What is Film Studies about?
This course aims to extend students’ understanding of all aspects of Film. Whether you are interested in Hollywood blockbusters or World Cinema, this course will offer new cinematic experiences.
What will you study?
At AS level, you will be introduced to the key ideas and terminology of Film Studies, through your coursework, which will comprise a written analysis of a sequence from a film of your choice, along with a creative project which involves making an extract of a film in a small group, accompanied by a piece of analysis of the work written up on a blog. The exam in the summer involves three elements: a study of the film industry and its audience, particularly through the analysis of source material such as posters and websites, a study of how crime is represented in contemporary British films and a comparison of two American films from different historical periods.
At ‘A2’ the coursework again involves a mixture of individual work: a research project built around a film of your choice and group work: making a 5 minute film plus a DVD commentary. For the A2 exam, you study Spectatorship and emotional response in film viewing, an aspect of World Cinema such as Urban stories, and finally a detailed case study of a single film.

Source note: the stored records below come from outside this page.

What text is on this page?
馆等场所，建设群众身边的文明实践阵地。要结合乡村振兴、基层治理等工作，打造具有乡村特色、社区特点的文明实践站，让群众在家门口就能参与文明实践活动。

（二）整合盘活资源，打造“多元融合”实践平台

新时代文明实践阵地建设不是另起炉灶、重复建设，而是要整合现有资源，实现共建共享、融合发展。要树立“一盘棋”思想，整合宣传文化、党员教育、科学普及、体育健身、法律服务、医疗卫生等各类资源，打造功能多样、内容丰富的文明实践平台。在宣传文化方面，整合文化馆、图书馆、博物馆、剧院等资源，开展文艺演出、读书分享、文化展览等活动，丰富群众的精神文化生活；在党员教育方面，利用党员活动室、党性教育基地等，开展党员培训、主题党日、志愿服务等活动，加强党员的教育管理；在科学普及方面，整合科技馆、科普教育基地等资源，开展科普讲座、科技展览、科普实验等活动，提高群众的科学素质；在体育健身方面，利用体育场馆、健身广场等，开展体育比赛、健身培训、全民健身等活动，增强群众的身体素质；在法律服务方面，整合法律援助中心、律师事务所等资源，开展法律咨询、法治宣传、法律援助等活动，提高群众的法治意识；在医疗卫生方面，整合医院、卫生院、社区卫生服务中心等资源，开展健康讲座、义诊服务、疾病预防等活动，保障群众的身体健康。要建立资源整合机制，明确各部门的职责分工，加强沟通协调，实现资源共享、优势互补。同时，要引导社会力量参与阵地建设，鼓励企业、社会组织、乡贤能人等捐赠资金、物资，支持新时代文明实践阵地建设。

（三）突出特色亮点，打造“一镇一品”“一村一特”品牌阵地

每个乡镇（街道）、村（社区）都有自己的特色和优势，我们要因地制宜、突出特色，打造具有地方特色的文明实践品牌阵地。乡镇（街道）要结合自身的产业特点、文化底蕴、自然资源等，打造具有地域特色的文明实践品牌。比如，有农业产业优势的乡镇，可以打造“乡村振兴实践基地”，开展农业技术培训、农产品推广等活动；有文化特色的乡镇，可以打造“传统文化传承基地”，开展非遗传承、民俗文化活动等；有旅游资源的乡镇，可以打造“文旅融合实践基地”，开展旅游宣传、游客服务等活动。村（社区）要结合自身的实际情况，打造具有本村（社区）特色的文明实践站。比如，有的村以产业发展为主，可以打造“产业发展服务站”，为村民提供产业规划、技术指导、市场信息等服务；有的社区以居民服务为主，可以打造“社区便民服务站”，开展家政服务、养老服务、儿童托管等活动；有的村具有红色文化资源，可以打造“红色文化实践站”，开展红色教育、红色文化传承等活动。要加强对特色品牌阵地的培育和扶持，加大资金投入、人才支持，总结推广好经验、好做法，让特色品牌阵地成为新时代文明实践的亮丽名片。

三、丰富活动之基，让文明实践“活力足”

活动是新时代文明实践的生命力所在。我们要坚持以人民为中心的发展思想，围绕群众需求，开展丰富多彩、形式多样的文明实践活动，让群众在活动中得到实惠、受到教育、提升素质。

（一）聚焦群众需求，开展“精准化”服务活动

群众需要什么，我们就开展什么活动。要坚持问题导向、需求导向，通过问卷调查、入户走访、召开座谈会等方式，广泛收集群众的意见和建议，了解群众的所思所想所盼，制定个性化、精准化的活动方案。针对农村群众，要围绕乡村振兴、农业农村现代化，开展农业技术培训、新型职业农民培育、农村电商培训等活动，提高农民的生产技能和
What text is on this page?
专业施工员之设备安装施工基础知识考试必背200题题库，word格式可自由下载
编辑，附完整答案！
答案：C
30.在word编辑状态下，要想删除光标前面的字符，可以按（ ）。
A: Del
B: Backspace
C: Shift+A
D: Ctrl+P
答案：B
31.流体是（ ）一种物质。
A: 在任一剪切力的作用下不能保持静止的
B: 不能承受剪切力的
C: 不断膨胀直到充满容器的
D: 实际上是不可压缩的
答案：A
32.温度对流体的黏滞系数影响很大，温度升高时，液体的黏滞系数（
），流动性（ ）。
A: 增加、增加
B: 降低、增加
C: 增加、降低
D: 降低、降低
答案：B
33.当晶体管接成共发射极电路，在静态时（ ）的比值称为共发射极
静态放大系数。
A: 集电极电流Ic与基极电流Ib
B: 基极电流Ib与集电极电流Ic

How will you study this subject ?
There will be screenings and analysis of different types of films. You will use the internet for research, do some practical film-making, small group and whole class discussions, note-taking and essay writing. In your own time, you will be expected to broaden your cinema viewing experience by watching films you may not have considered before, read film magazines and research into specific unit related areas.
The coursework in the AS year is worth 40% of your overall grade and the exam 60%. At A2, both coursework and exam are worth 50% each. The exams are skills orientated, but you will be expected to write knowledgeably about the material studied.
About 20 of our students each year go on to study Film at a higher level.
Combination with other subjects
Film Studies works well with many other subjects, notably Media Studies, Art and Photography.
What’s the difference between Film and Media Studies ?
The main difference is that Film focuses on analysis of film texts and the cinema industry, rather than a broad range of media.